Kamaraların insanların gizli hayatını çekmesinden payını alanlardan biri olarak söylüyorum, güvenlik kameraları güvenliğimiz için orada. Kavga, gürültü, küfür, hırsızlık gibi olayları kameralar kaydeder ve suçlular yakalanır. Ya da stadda bu kameraların olduğunu bilen kişiler hareketlerine dikkat eder. Demek ki kameraların görevi, sevgilisiyle stada gelen insanları çekmek, kayt altına almak değil. Ben Galatasaray’ın en uzun genel sekreterliğini yapan yöneticilerden biriyim. Sporun en demek olduğunu iyi bilirim. Sporun aslı zevktir, keyifli vakit geçirmektir. Şimdi bu anı sevgilinizle paylaşamadıktan sonra sporun anlamı ne olur ki? Sevgililerin yanak yanağa maç izlemesi güvenlik kameralarını ilgilendirmez. Sonuçta bu kameraların kontrolü özel güvenlik şirketindedir. Şirket yöneticilerini, kulüp yöneticileri uyarır ve bu tür kayıtlar yapılmaz.

İstanbul Barosu İnsan Hakları Komisyonu Üyesi: Kemal Aytaç: HADDİNDEN FAZLA KAMERA VAR

Sabah evden çıkıyoruz, akşam eve girene kadar kameralar bizi izliyor. Ve tüm toplum bu psikolojik baskı altında yaşıyor, yaşamaya devam ediyor. 11 Eylül saldırılarından sonra tüm dünya bu duruma geldi. Kişi hak ve özgürlüklerinin önüne aşırı bir güvenlik anlayışı geçti ve bu yasalarla yapılıyor. Haddinden fazla kamera var. Örneğin İstiklal Caddesi’ne çıkıyorsunuz, her sokakta MOBESE sizi izliyor, bir mağazaya gidiyorsunuz orada kameralar, meyhaneye giriyorsunuz her açıdan sizi çeken kameralar. Bu nasıl bir anlayıştır sormak lazım. Bizler önce insanız, her yerde gözetlenme çok kötü bir duygu. İnsanın hayatını cehenneme çeviriyorlar. Hiçbir güvenlik tedbiri insanların insan gibi yaşamasına engel olmamalıdır. Tabi ki kameralar güvenliği denetleyecek ama özel hayatımı da didik didik incelemeyecek. Bunun bir orta yolu bulunmalı. Stattaki kameralar kavga gürültüye odaklanmalı.

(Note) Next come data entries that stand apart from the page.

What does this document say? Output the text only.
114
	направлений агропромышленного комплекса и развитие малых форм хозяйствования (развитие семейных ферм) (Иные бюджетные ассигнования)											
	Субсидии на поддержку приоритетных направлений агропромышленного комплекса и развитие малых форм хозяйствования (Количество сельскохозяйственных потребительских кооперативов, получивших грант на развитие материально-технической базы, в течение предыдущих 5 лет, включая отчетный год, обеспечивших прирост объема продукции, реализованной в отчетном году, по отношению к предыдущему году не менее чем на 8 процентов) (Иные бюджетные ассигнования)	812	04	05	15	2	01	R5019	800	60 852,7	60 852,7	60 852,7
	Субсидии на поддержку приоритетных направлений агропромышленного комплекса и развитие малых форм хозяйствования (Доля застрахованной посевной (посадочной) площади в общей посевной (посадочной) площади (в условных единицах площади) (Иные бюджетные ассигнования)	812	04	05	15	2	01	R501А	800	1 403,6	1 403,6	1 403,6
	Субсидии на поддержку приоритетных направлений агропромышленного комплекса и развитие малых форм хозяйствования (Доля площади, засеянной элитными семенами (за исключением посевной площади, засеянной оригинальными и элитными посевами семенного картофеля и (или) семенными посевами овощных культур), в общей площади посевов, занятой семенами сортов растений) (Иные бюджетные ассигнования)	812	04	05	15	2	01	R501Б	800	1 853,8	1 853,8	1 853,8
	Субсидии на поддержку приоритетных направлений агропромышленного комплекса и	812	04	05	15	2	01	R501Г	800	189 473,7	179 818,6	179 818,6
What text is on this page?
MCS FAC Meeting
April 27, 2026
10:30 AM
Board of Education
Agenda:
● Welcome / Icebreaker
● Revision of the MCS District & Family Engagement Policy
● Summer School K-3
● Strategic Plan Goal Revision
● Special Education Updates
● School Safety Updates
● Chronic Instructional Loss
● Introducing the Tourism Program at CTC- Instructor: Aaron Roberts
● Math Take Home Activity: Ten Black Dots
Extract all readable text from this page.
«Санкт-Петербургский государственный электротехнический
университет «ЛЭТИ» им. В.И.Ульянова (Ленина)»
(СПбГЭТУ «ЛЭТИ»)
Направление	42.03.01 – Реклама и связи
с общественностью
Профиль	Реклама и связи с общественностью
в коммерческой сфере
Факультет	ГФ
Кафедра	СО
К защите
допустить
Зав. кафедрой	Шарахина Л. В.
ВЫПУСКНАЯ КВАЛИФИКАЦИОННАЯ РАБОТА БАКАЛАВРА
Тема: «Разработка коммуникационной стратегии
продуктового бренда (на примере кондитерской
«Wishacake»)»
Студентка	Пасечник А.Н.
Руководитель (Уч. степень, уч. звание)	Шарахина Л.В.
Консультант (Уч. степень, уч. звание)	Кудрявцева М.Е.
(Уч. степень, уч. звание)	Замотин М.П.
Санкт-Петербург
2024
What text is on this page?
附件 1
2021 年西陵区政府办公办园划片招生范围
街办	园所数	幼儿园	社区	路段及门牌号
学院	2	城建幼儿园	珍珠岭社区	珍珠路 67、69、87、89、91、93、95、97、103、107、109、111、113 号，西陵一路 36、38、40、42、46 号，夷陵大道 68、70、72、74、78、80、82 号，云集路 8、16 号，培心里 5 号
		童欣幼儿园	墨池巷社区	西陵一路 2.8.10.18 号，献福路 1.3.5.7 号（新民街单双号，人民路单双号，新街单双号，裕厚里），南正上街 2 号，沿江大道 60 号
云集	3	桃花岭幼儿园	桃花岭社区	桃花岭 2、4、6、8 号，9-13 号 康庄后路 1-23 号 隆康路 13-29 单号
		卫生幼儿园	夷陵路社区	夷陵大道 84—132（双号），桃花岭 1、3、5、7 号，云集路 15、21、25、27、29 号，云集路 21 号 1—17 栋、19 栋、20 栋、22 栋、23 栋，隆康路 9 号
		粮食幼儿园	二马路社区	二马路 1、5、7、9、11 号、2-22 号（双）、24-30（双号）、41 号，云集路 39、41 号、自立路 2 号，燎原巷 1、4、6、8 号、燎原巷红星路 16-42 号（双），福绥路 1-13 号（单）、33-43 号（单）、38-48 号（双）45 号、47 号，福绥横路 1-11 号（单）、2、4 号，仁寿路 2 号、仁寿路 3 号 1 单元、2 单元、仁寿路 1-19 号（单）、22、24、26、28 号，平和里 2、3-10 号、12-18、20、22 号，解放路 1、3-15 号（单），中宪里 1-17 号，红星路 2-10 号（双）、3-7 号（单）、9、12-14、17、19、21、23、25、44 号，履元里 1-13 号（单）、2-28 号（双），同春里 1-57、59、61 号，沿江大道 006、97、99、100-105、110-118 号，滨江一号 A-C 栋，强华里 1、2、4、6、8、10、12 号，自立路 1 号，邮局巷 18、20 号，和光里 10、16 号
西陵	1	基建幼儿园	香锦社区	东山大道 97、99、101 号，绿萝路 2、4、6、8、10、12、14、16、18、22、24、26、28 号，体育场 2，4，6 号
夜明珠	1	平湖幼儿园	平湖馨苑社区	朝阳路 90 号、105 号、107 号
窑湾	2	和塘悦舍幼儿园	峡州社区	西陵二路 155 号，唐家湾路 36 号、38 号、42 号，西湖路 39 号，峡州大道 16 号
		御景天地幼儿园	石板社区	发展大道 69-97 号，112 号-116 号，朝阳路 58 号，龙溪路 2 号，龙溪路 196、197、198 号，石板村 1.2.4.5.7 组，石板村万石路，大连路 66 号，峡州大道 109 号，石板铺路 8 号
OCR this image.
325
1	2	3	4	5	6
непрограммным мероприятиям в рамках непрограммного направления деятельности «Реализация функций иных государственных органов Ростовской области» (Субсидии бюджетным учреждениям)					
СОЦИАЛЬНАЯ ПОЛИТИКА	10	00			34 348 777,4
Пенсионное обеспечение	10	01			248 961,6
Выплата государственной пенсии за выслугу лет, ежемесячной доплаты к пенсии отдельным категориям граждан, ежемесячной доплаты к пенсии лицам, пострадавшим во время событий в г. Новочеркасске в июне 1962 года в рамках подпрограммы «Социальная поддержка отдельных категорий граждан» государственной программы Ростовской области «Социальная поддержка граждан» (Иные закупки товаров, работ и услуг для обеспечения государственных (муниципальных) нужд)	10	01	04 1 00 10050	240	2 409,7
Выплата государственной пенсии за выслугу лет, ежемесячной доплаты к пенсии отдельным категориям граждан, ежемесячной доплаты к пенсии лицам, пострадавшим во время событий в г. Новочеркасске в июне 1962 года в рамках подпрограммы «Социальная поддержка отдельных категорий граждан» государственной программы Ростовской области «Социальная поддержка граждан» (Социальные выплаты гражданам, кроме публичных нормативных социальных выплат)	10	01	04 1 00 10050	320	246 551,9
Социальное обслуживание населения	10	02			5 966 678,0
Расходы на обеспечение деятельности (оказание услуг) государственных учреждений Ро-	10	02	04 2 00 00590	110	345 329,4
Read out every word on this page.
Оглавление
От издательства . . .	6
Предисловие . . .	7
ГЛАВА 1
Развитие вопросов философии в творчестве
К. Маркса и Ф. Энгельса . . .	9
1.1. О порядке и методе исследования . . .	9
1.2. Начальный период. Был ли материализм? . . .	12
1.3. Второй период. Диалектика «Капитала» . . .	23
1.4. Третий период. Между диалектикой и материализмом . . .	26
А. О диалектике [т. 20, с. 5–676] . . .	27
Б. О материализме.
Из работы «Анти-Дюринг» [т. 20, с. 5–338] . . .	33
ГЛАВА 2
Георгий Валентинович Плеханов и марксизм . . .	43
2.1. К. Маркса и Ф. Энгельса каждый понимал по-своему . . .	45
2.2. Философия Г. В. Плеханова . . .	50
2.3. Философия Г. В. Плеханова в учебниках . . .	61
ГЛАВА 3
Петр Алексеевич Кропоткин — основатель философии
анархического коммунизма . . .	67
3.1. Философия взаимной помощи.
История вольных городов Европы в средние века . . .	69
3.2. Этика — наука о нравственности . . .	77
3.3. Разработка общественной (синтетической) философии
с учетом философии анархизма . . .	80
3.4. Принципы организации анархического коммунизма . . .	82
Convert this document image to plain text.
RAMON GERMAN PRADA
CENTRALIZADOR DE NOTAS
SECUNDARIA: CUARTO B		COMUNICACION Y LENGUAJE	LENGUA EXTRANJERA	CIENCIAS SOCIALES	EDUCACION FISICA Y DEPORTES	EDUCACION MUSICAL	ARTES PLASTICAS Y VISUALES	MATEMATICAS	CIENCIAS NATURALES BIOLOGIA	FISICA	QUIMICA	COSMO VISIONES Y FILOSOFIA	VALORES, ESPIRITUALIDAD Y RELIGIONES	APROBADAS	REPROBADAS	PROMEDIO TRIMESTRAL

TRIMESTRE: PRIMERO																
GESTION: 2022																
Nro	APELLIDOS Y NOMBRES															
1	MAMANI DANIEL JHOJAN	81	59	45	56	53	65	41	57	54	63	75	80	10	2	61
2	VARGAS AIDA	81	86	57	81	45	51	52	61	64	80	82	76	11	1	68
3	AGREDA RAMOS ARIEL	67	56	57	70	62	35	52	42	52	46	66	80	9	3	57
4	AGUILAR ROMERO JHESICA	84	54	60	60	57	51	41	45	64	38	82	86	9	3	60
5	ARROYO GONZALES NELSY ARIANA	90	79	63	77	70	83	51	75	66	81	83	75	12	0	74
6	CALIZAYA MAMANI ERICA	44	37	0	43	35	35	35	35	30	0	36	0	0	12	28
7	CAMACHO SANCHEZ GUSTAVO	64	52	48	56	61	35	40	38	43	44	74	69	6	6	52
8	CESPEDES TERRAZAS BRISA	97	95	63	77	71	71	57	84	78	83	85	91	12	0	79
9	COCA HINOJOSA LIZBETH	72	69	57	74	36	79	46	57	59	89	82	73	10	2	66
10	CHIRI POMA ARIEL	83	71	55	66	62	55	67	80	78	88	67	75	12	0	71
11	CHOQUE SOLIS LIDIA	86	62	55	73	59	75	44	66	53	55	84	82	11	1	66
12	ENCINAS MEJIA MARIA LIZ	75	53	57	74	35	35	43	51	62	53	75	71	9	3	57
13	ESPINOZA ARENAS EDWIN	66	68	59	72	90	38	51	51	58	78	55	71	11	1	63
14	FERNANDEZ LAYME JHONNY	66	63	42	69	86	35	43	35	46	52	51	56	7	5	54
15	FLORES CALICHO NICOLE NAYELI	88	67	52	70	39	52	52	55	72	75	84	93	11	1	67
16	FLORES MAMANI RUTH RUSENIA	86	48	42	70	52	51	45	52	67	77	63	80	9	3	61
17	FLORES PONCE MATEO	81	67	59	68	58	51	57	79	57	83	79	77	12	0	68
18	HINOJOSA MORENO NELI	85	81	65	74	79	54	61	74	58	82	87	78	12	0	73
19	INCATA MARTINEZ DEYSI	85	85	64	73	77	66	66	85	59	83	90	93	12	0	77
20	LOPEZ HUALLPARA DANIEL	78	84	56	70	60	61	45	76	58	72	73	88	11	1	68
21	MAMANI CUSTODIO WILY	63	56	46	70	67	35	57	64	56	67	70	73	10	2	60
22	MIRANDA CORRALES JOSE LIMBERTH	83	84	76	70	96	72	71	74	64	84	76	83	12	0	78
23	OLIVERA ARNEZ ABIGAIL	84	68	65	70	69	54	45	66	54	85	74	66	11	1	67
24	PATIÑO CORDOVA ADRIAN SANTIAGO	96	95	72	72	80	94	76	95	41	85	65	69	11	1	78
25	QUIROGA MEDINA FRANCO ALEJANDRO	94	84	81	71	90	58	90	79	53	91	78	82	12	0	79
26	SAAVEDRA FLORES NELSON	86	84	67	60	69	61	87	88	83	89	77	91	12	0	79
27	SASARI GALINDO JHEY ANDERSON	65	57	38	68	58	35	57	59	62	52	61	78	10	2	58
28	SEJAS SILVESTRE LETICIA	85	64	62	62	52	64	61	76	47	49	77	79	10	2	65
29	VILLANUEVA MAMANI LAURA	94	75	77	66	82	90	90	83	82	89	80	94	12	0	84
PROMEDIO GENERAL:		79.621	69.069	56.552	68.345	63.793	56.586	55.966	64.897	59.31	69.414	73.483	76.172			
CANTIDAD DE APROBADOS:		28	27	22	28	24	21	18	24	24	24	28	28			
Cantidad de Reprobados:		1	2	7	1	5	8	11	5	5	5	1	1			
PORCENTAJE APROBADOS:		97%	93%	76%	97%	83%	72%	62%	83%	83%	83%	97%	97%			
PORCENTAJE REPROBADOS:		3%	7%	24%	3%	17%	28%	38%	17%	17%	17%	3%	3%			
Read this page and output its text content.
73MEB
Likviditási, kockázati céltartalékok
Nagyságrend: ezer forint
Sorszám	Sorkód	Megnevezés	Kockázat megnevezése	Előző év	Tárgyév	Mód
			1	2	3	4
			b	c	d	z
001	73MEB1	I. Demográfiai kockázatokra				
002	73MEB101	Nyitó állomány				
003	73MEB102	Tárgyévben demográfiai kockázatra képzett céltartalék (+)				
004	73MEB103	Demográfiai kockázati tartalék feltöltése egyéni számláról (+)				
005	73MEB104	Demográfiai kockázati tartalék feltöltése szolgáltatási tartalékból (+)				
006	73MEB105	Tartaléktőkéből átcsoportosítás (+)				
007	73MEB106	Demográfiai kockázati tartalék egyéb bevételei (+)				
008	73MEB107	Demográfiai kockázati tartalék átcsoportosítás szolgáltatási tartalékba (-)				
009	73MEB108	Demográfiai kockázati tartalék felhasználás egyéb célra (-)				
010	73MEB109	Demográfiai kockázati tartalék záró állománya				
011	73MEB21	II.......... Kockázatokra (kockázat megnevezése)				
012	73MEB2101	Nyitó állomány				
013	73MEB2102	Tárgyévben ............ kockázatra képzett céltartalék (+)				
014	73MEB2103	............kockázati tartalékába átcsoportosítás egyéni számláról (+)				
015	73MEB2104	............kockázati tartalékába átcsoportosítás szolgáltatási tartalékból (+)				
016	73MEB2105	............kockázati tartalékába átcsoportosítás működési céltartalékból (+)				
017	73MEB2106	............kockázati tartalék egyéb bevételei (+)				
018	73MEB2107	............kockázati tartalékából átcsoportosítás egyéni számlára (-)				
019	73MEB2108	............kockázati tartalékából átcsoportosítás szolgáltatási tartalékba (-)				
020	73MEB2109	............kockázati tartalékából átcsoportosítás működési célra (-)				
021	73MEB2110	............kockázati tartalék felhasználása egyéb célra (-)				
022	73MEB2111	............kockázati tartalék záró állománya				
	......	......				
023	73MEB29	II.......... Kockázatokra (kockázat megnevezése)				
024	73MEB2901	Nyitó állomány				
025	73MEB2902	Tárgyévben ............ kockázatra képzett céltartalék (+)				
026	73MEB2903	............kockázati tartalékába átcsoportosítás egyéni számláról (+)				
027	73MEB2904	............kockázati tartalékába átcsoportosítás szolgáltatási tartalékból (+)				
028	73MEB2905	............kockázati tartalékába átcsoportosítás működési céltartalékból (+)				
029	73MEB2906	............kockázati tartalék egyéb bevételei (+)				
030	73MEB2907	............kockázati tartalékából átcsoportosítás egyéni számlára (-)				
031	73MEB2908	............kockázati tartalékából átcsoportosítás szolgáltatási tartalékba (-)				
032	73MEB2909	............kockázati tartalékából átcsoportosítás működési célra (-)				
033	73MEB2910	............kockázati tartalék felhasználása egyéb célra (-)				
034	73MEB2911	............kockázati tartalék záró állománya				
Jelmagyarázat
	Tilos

Prof. Dr. Vahit Bıçak Başbakanlık İnsan Hakları Eski Başkanı: DENGELİ OLMASI GEREKLİ

Güvenlikle özgürlük arasında hassas bir denge var. Kamunun güvenliğini sağlamak gerekiyor, suç işlenmeden önce önlemek ya da suç işlendiyse suçu aydınlatmak gerekiyor. Bu kameralar suçu önleme fonksiyonu ifade ediyor, suça niyeti olanları caydırıyor, suç işlendiyse de suçun aydınlanmasına katkı sağlıyor. Faydalı bir uygulama ama bu faydalı uygulamayı abartmamak lazım. Bir denge çerçevesinde gerekli olan noktalara bu kameraları yerleştirmek ve amacı dışında kullanmamak lazım. Amaç belli. Suçun işlenişini önlemek, herhangi bir suç işlenmediyse bu görüntülerin silinmesi, imha edilmesi gerekiyor. Bu görüntülerin basına servis edilmemesi gerekir ki bu amaç dışı kullanımdır. Stadyumlar çok fazla kişinin katıldığı mekanlar, kamu düzenini sağlamak için kameraların faydası var ama örnekte olduğu gibi bir işadamı sevgilisiyle gelip maç izledi ve suça karışmadıysa bu durumun ifşa edilmemesi lazım. Görüntüye alınmasın demek olmaz, buralar kamuya açık alanlar, özel hayatlar ayrı. Kameraların adedi ve zumlamasını çok abartıp kişilerin ruhsal huzur ve sükununu korumak lazım. Bu huzur ve sükunu bozmak suçtur.